If the size of your deployment is small (so that you have few modifications to apply) it will be easier to test and release the code, track how many stories, feature requests, and bug fixes are being deployed. By making your deployments smaller you can reduce the implementation time. The less code you need to deploy the easier the process will be. In every team there may be several developers who work on different features which could affect different parts of the system. There are situations when changes in the code of one developer can rewrite changes of another developer. When your release is big, nobody can guarantee its stability because you never know where the problem can appear. That’s why it is easier to make small releases to keep everything under control. Making only bug-fixes or releasing micro-features is perfect and the most secure scenario. Imagine how high the risk is of missing errors while testers are verifying a big release.
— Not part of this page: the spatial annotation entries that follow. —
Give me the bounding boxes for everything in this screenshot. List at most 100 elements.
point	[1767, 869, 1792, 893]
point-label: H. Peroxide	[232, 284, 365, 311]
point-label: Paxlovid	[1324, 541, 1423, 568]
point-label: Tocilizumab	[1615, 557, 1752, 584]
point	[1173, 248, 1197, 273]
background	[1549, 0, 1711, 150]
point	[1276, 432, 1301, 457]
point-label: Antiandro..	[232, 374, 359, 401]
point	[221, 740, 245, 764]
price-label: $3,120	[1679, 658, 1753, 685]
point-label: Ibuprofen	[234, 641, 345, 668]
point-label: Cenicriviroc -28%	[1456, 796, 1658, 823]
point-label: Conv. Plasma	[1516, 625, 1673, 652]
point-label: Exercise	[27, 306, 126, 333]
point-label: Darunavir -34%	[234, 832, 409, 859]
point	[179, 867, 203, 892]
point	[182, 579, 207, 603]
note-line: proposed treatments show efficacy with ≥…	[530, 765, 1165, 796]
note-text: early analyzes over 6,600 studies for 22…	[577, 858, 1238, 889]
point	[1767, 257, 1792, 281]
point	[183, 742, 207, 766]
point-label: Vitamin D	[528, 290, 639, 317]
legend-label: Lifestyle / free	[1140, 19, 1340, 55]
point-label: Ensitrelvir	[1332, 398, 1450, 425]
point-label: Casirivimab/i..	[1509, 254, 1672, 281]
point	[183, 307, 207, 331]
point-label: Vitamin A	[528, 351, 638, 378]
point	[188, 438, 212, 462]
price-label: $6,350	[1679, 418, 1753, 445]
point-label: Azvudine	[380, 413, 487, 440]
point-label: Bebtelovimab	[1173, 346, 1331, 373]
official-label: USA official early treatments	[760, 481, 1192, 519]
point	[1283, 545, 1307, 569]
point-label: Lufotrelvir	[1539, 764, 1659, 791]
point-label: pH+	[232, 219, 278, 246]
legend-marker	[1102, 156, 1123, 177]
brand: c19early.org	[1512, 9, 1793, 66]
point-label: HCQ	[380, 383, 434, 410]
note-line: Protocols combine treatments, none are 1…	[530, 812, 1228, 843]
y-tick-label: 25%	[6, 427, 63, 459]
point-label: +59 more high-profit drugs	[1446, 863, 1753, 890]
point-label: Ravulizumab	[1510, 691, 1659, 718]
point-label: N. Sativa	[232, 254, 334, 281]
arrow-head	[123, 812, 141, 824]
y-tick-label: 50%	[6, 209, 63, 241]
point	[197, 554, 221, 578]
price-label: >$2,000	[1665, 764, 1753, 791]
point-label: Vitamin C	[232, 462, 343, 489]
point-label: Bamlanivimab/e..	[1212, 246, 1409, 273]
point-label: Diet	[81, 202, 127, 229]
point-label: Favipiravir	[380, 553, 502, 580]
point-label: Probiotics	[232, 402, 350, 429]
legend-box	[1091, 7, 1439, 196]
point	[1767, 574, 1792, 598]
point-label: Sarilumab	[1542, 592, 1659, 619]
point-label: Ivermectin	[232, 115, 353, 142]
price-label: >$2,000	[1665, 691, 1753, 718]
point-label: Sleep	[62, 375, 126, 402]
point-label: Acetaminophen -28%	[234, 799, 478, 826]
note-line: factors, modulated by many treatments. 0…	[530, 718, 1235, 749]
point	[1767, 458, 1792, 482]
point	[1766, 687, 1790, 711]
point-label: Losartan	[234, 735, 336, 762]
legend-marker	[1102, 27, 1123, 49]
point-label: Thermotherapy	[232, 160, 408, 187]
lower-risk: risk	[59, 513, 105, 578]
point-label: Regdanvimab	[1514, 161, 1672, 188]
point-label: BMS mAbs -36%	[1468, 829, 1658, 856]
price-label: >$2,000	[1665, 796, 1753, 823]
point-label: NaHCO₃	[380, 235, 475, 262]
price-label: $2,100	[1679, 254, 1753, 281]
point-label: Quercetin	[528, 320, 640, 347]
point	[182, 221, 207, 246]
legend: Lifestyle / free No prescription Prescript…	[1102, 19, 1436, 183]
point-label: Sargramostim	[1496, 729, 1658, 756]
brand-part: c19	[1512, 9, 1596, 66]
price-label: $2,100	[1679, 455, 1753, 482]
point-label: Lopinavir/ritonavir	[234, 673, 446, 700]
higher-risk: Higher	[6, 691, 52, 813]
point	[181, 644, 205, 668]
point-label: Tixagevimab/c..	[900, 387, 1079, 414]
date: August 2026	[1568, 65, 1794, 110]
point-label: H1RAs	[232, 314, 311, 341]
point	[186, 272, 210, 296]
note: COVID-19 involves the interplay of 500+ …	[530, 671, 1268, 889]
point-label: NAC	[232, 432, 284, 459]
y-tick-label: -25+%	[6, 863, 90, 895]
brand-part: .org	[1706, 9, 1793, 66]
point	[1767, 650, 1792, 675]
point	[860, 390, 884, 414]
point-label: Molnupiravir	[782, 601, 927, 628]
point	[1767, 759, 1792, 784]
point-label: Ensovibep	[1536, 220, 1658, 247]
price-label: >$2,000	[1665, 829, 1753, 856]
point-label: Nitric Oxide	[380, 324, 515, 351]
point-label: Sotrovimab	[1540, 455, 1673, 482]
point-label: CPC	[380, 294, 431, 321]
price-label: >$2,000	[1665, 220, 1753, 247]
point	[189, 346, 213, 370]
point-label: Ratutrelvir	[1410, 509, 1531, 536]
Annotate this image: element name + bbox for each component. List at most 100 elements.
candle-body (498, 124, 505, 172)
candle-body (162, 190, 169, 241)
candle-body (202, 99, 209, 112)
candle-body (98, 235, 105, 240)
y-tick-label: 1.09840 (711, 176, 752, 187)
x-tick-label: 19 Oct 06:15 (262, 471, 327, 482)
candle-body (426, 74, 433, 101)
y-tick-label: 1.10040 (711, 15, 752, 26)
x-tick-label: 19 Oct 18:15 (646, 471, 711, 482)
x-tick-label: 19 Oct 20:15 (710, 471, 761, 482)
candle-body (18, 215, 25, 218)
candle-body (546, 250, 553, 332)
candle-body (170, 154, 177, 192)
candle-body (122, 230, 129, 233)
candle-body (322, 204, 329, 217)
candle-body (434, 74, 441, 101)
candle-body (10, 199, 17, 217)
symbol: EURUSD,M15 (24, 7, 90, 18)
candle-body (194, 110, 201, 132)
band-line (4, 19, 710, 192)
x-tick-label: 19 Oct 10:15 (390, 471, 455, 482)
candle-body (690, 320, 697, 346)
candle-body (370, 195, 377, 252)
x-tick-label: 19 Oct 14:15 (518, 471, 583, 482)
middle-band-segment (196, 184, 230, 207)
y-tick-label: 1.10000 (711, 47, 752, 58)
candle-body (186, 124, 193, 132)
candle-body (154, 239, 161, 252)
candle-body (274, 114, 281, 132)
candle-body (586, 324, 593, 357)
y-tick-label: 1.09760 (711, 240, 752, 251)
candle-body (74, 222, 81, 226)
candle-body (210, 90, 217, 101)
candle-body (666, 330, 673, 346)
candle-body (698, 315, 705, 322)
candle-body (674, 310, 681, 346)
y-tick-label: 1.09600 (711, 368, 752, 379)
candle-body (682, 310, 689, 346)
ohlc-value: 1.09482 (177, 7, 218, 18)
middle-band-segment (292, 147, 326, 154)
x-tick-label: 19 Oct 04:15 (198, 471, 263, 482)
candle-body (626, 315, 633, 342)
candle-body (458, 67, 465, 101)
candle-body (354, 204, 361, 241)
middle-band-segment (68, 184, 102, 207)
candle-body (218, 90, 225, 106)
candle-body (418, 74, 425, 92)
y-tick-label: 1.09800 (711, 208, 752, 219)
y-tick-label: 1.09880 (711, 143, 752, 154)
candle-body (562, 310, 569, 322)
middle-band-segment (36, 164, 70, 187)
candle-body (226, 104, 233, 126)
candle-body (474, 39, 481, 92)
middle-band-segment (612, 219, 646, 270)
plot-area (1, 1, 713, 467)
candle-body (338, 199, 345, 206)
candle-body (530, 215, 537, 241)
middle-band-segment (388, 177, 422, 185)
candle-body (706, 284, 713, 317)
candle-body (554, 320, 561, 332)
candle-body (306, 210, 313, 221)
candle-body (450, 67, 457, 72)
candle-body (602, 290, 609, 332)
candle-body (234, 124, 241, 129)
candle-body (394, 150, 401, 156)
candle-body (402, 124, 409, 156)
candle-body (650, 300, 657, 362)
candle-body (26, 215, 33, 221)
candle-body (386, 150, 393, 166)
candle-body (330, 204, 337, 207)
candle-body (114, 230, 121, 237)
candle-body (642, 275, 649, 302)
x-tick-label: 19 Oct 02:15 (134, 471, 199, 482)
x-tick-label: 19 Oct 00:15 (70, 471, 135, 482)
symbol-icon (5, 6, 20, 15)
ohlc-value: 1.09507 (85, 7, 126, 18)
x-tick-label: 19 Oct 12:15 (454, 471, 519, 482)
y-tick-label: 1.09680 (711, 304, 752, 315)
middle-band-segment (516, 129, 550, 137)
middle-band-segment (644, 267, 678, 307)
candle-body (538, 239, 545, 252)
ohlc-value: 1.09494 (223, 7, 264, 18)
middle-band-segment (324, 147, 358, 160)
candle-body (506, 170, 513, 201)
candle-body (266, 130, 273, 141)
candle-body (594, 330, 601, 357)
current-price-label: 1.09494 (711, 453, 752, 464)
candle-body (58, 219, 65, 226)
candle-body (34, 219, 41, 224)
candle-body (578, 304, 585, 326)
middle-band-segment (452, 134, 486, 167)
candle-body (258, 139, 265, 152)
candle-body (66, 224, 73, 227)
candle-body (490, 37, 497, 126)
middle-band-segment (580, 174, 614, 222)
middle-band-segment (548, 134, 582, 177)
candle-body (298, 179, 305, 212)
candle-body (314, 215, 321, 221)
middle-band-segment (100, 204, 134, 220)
Your deployment time shouldn’t be as long as eternity. When the company creates the product it is important to deploy new versions regularly. Without automation, these tasks fall on the shoulders of the system administrator, whose time is usually very expensive. Sometimes the developer asks to deploy the new release which should only take 30 minutes. But if the system administrator needs to deploy four releases per day it takes 2 business hours. Actually, you can automate this process by using such tools like Ansible, Gitlab and Jenkins, which can carry out these tasks fast without human intervention. Checking this metric will help you identify which problem you spend a lot of time on and choose more efficient tools. All deployments should be automated, which in turn will save time and the nerves of your system administrators.
Automated tests pass percentage
Every version of the program that is released may include quite a lot of changes and the main idea of DevOps is to release versions more frequently and automate the release process. Any changes should be tested. Manual testing is time-consuming and inefficient. In this situation, autotests could be a great alternative. Autotests can check the basic functionality according to the checklist, which includes the most important things that should work in the program. Normally the checklist includes 50-100 tests and the percentage of success of these tests shows the stability of the program. It is very important to run autotest after every deployment to check stability and rollback if need be.
After the application is deployed it is very important for the server to respond correctly. The error rate can be constantly monitored using tools like Zabbix or Prometheus, the detected errors can be stored in a database and displayed using Grafana dashboards. Often increased error rate can be caused by traffic spikes and can indicate the slowness of your server.
Mean time to detection (MTTD)
This metric indicates the average time to detect an error. Imagine the situation, that after deploying a new version of the program, your client detects a critical error which he only notices two hours after it happened. You have lost two hours. It is essential to check this metric for high-quality service to identify the errors quickly and fix them.
Mean time to recovery (MTTR)
While creating a product, failures are inevitable. If something goes wrong you need to recover or rollback the system. How long will it take to recover to the original working state? The answer to that question is the mean time to recovery metric. Normally it is measured in business hours. Docker and the micro-services concept could help your business to have a shorter MTTR.